Associate Professor at the Georgia Institute of Technology

Computational Science and Engineering

Richard (Rich) Vuduc is an Associate Professor at the Georgia Institute of Technology (“Georgia Tech”), in the School of Computational Science and Engineering. His research lab, The HPC Garage (@hpcgarage on Twitter and Instagram), is interested in high-performance computing, with an emphasis on algorithms, performance analysis, and performance engineering. He is a recipient of a DARPA Computer Science Study Group grant; an NSF CAREER award; a collaborative Gordon Bell Prize in 2010; Lockheed-Martin Aeronautics Company Dean’s Award for Teaching Excellence (2013); and Best Paper Awards at the SIAM Conference on Data Mining (SDM, 2012) and the IEEE Parallel and Distributed Processing Symposium (IPDPS, 2015), among others. He has also served as his department’s Associate Chair and Director of its graduate programs. External to Georgia Tech, he currently serves as Chair of the SIAM Activity Group on Supercomputing (2018-2020); co-chaired the Technical Papers Program of the “Supercomputing” (SC) Conference in 2016; and serves as an associate editor of both the International Journal of High-Performance Computing Applications and IEEE Transactions on Parallel and Distributed Systems. He received his Ph.D. in Computer Science from the University of California, Berkeley, and was a postdoctoral scholar in the Center for Advanced Scientific Computing the Lawrence Livermore National Laboratory.
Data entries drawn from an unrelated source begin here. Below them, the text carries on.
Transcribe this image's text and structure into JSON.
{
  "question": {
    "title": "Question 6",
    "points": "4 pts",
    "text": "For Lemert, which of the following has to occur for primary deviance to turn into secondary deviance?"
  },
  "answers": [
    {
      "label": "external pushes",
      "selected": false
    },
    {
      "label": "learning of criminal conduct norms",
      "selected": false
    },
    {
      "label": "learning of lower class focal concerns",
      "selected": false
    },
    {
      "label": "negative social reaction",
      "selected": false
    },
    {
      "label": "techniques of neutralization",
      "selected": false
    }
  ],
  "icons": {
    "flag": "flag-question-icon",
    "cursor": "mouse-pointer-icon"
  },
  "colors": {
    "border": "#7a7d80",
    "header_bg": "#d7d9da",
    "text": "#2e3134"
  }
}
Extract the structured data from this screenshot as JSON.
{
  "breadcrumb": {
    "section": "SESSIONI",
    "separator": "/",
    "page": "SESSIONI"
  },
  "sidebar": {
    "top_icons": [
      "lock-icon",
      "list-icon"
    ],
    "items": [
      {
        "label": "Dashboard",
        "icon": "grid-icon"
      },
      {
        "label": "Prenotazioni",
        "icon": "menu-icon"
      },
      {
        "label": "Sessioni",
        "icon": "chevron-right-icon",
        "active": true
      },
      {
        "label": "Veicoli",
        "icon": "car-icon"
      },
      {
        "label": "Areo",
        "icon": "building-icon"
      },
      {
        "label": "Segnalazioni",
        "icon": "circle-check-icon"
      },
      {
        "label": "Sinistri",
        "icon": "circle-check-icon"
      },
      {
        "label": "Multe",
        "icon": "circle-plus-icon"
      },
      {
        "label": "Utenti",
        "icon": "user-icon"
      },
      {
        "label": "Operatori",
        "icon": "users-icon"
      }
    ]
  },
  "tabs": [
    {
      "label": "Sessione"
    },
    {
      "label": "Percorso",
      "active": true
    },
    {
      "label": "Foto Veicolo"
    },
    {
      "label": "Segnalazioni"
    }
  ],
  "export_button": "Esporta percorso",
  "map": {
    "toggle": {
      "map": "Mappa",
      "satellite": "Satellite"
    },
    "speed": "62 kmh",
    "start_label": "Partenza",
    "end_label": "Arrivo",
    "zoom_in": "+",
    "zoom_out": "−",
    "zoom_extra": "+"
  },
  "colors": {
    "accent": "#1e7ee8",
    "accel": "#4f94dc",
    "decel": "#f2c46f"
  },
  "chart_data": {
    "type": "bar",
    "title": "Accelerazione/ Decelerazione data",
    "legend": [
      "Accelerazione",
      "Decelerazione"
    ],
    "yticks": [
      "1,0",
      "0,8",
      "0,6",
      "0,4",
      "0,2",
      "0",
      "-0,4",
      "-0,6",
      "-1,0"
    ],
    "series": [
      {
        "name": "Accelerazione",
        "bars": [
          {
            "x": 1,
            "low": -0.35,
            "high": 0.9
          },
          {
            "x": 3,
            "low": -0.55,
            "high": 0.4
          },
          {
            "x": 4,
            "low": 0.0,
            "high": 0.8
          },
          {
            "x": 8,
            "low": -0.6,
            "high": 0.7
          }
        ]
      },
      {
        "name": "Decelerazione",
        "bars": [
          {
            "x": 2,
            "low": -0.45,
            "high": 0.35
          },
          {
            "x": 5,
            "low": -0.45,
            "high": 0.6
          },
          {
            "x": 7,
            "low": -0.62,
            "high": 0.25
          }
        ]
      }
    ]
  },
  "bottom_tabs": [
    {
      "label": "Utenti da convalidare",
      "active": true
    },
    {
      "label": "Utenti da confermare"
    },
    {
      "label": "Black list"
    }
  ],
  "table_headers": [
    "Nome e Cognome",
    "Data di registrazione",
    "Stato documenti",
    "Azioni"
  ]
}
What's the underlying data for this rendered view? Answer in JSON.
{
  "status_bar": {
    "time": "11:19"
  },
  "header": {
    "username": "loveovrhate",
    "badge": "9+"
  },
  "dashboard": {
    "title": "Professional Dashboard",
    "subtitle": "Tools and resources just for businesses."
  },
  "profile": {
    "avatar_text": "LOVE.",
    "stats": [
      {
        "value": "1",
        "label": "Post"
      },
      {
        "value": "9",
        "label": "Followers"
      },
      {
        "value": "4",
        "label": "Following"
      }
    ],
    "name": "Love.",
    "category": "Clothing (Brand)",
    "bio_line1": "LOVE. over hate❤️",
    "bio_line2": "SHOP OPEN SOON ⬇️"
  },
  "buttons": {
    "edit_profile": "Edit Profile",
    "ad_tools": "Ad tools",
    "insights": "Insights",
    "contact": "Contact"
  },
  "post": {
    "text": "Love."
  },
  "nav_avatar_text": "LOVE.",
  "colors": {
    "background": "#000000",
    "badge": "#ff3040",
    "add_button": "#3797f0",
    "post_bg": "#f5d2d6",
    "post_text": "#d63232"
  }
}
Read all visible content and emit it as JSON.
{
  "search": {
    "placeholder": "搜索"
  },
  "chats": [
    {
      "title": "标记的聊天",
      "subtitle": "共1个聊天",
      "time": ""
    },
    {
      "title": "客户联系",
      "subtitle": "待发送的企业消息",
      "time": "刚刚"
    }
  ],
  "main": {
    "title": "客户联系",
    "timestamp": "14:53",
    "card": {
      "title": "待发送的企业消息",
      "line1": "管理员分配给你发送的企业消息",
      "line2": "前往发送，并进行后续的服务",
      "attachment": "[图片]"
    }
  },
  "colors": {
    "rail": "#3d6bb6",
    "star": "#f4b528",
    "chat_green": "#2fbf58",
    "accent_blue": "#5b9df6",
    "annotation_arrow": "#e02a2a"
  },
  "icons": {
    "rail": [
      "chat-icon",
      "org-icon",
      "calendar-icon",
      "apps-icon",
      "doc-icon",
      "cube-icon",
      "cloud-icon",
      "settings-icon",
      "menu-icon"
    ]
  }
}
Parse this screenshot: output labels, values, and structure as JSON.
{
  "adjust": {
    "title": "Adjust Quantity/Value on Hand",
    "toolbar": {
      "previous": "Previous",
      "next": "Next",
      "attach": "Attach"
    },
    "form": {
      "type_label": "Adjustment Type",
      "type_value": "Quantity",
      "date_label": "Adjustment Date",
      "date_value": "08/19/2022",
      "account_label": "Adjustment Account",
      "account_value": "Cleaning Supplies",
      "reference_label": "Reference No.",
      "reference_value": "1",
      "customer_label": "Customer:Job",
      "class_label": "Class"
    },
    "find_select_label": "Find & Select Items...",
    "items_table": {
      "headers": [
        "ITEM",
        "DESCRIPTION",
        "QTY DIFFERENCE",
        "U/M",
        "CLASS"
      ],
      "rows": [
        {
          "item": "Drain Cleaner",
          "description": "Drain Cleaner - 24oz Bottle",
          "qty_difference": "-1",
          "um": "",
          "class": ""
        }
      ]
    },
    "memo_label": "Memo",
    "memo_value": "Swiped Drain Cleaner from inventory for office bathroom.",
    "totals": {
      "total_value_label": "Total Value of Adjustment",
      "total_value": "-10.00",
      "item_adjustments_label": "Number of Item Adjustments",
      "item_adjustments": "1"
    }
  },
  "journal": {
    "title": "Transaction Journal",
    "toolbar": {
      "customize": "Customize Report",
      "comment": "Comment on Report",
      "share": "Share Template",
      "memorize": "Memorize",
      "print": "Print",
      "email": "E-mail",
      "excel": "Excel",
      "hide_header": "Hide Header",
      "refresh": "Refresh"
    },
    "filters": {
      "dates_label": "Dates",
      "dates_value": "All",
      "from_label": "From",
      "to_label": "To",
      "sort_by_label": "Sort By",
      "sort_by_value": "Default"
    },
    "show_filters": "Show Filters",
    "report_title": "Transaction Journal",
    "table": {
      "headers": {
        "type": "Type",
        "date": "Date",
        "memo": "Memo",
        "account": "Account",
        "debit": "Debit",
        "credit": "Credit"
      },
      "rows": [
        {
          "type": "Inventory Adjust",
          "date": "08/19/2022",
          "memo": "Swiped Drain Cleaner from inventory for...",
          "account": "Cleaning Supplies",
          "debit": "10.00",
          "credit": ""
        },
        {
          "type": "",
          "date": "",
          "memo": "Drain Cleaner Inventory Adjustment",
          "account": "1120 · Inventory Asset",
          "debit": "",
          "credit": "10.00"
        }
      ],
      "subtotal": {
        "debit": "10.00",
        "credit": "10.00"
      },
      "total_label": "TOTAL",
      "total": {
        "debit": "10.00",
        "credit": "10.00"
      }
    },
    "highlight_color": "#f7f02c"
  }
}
An algorithm, a data structure, and a machine that all (try to) move or store fewer bits

These are the studies. The first is a novel sparse direct solver algorithm based on communication-avoidance, namely, using a constant amount of extra memory to reduce communication volume, possibly even asymptotically depending on the input. The second is a new and tunable data structure for sparse tensor computations, which uses fewer bits than conventional methods while enhancing locality. The third is an evaluation of a new machine, called the Emu, that supports sparse and irregular computation through relatively fast fine-grained data accesses and, even more interestingly, “moving code to data” rather than the other way around. We’ll summarize each of these cases and present experimental results to validate (or refute?) their efficacy.